Fui descobrindo que aqueles hangouts que eu assistia de influencers brasileiros com um canadense chamado Stefan Molyneaux vinham da alt-right.
E que Molyneaux era um supremacista branco. Assim como Milo, que foi compartilhado tantas vezes e por tantos influenciadores.
Fui me aprofundando nos estudos e lembrando de todos os conteúdos da far-right internacional que eu consumia através dos “formadores de opinião” dessa direita.
Até 2019, não fazia ideia de que 99% daquelas teorias todas tinham cerne antissemita, por exemplo. Assim que comecei a descobrir, a entender, comecei também a avisar aos amigos virtuais da bolha. Todo dia.
Desde então, diariamente eu venho estudando e explicando em todas as oportunidades que aparecem.

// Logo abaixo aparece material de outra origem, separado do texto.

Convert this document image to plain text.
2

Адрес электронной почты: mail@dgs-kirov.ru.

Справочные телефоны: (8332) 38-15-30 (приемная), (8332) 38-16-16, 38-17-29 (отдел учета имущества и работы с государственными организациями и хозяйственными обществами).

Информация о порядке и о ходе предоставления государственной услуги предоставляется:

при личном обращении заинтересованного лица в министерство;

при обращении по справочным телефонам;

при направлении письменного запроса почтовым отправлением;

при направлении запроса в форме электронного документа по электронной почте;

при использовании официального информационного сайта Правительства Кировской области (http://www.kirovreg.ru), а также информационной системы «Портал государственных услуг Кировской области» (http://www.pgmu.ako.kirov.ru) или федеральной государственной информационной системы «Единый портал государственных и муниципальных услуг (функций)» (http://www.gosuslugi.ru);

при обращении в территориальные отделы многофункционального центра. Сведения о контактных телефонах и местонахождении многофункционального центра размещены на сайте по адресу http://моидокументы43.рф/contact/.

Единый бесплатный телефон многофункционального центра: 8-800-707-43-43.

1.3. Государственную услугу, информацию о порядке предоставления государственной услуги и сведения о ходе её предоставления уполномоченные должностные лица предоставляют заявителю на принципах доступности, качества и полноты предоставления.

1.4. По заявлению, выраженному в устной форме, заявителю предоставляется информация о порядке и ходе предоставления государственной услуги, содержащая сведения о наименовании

Falava com alguns desses influencers a respeito do tema – que essa escalada da far-right era um fenômeno global; que Trump era um populista autoritário de extrema direita, que o bolsonarismo também é influenciado só com o lixo da alt-right – e recebia de volta “você tá maluca” “é histérica” e muito assédio online. Muitos ataques.
Há 4 anos eu sou esculachada DIARIAMENTE nas redes. Antes disso, já era pelos bolsonaristas. Agora também pela direita supostamente moderada e até por setores da esquerda que tentam me humilhar por meu livro não ser acadêmico.
Mas eu enfrentei, continuei e continuo estudando e tentando alertar a respeito da radicalização incontrolável e do avanço do extremismo de direita.
Porque eu sei do perigo. Sei das consequências. Sei como esses infelizes vão recrutando mais pessoas para as suas ideias.
Sei como eles vão dissimulando os conceitos; em quem se inspiram; onde querem chegar.
E sei também que é totalmente possível desradicalizar as pessoas que estão capturadas nessas câmaras de eco e que passaram a ter um sistema de crença extremista.
É difícil. É arriscado. É desgastante. Nem sempre há sucesso. Mas não é impossível.